Sur les conclusions à fin d'injonction :

5. D'une part, en raison du motif qui la fonde, l'annulation de l'arrêté attaqué implique nécessairement qu'une carte de séjour temporaire portant la mention " vie privée et familiale " soit délivrée à M. B sur le fondement de l'article L. 911-1 du code de justice administrative. Il y a lieu d'enjoindre à la préfète d'Eure-et-Loir de lui délivrer ce titre de séjour dans un délai d'un mois à compter de la notification du présent jugement.

6. D'autre part, en application des dispositions de l'article L. 614-16 du code de l'entrée et du séjour des étrangers et du droit d'asile, l'annulation de la décision portant obligation de quitter le territoire français implique également qu'il soit immédiatement mis fin à la mesure d'assignation à résidence prise en application des dispositions de l'article L. 731-3 du code de l'entrée et du séjour des étrangers et du droit d'asile, en vertu d'un arrêté du 11 octobre 2022.

Sur les frais liés au litige :

7. M. B a obtenu le bénéfice de l'aide juridictionnelle.

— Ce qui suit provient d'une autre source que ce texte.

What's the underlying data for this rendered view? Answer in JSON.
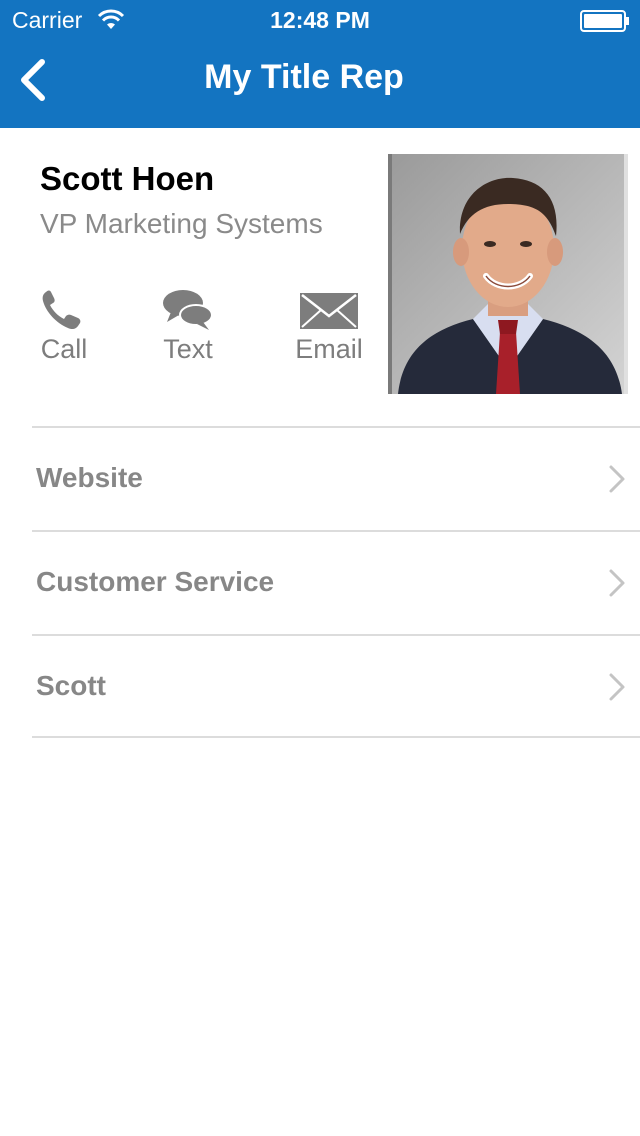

Par suite, son avocate peut se prévaloir des dispositions des articles L. 761-1 du code de justice administrative et 37 de la loi du 19 juillet 1991. Il y a lieu, dans les circonstances de l'espèce, et sous réserve que Me Balladur renonce à percevoir la somme correspondant à la part contributive de l'Etat au titre de l'aide juridictionnelle, de mettre à la charge de l'Etat le versement à Me Balladur de la somme de 1 500 euros.

D E C I D E :

Article 1er : L'arrêté du 26 janvier 2022 de la préfète d'Eure-et-Loir est annulé.

Article 2 : Il est enjoint à la préfète d'Eure-et-Loir de délivrer à M. B une carte de séjour temporaire portant la mention " vie privée et familiale ", dans un délai d'un mois à compter de la notification du présent jugement.

Article 3 : Il est enjoint à la préfète d'Eure-et-Loir de mettre immédiatement fin à la mesure d'assignation à résidence prise par arrêté du 11 octobre 2022.

Article 4 : L'Etat versera à Me Balladur, avocate de M. B, une somme de 1 500 euros dans les conditions fixées à l'article 37 de la loi du 10 juillet 1991 et à l'article 112 du décret du 28 décembre 2020.

Article 5 : Le présent jugement sera notifié à M. C D B, à la préfète d'Eure-et-Loir et à Me Balladur.

Délibéré après l'audience du 18 octobre 2022, à laquelle siégeaient :

Mme Lefebvre-Soppelsa, présidente,

M. Joos, premier conseiller,

Mme Bertrand, première conseillère.

Rendu public par mise à disposition au greffe le 21 octobre 2022.

Le rapporteur,

Emmanuel A

La présidente,

Anne LEFEBVRE-SOPPELSA

La greffière,

Sarah LEROY

La République mande et ordonne à la préfète d'Eure-et-Loir en ce qui la concerne ou à tous commissaires de justice à ce requis en ce qui concerne les voies de droit commun contre les parties privées, de pourvoir à l'exécution de la présente décision.